The old saying goes that a chain is only as strong as its weakest link. For flashlights that weak link is usually a mechanical tail switch. Some of the low end flashlights with their low end circuitry and machining would actually be decent if it wasn't for the switch.

Now, there's a few different ways to turn a flashlight on and off, and they all have their good points and drawbacks. But one thing they have in common is their lifetime expressed in "cycles" which is the number of times a flashlight can be turned on and off before the switch fails.



Mechanical Switch


The most common type of switch, it's not much different than the clicky switches that turn on lamps, small appliances and so forth. This type of switch has a spring and a couple contacts, with some type of mechanical apparatus to allow the user to cycle between the contacts being opened and closed.

Some of the really cheap flashlights have such cheap switches, their lifetime can be measured in only a couple hundred cycles, if that. I've seen cheap flashlights fail after a dozen clicks, and I've even seen that a couple times with high end flashlights.

A well made switch should have its lifetime measured in thousands of cycles before the spring sags, the contacts wear out, or the mechanism fails completely.

Mechanical tail switches found in most flashlights offer a convenient and easy to use interface that most people find appealing. But I question even the best of them. I just had a Thrunite Ti5 switch fail, and it was a $30 flashlight. Its cousin the Ti4 is holding up well.

So, with mechanical switches, it's kind of a lottery where you only know you won the lottery when you're flashlight has worked properly for a long period of time.

Twisty Switch


A "twisty" flashlight has nothing to call a "switch" to speak of. You twist the flashlight open and closed and the battery comes into contact with the head of the flashlight and turns it on. To turn it off, you just unscrew the head the same way you take out the battery.

Downsides to this type of interface include people unscrewing the head too much and having it fall off in their pocket. But the real downside is that people tend to over tighten the head to turn the flashlight on. What's worse is that manufacturers tend to make the contact thinner than it would be.

So, theoretically this mechanism can last forever, but in practice it's only a little more reliable than a mechanical switch.




Electronic Switch


Most small appliances these days have electronic switches, and flashlight manufacturers have been making lots of models with this type of switch.

An electronic switch has a lifetime usually measured in millions of cycles. Since the LED and circuitry can theoretically last 20 years of heavy use, this switch is the most reliable way to make sure you always have a working flashlight.

The downside to this kind of switch is that usually they are inconveniently placed and hard to find by feel in the dark, you know, when you really need a flashlight.

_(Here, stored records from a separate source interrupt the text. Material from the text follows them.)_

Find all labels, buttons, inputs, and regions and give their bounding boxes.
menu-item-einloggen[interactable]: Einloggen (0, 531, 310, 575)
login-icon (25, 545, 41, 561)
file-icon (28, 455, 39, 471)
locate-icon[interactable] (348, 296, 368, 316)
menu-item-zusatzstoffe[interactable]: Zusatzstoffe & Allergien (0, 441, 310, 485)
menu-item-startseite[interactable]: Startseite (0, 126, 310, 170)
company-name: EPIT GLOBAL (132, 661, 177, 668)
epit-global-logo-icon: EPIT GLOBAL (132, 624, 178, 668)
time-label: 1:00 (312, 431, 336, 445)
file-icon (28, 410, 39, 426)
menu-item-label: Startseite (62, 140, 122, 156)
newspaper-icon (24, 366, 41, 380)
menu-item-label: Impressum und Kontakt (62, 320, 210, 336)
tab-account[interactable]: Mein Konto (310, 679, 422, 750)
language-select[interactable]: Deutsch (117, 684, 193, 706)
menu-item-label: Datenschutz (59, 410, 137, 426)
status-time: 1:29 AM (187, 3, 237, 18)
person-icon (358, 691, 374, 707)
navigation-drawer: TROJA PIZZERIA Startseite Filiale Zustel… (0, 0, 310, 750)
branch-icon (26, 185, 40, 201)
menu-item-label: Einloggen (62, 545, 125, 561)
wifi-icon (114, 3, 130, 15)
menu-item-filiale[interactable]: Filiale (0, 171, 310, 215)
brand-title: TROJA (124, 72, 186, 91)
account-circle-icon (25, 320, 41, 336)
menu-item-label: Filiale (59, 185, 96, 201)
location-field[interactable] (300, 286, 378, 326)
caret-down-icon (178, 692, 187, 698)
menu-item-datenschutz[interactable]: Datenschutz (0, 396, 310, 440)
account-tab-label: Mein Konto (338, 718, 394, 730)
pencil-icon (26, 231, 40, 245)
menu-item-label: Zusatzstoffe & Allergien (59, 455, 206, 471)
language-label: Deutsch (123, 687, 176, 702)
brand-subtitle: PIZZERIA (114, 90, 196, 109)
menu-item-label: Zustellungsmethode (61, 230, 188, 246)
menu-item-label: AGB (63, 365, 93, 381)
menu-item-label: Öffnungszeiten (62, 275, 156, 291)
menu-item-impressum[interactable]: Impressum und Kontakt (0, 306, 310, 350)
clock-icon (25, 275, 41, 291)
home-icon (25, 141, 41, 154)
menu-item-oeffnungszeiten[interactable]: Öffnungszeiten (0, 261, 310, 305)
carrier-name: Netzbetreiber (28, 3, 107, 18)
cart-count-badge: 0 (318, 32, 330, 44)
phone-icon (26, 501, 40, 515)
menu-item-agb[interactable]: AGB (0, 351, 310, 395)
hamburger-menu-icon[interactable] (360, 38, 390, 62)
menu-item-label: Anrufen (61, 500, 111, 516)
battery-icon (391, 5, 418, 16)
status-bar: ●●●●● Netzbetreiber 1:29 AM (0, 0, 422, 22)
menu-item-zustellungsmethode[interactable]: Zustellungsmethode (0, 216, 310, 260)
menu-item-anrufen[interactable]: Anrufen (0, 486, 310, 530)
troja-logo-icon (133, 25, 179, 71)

Another downside is these type of switches get bumped and tend to turn on in your pocket: no bueno. So manufacturers make the switch recessed but that only makes it harder to turn the flashlight on and off by feel.

Conclusions


I tend to prefer electronic switches, but manufacturers should be putting them on the tail and improve the experience. For flashlights with a mechanical switch, I usually stay away from the cheaper ones. Seeing that high end flashlights can cost 100 dollars or more, I think the switch isn't something consumers or even manufacturers put much thought into.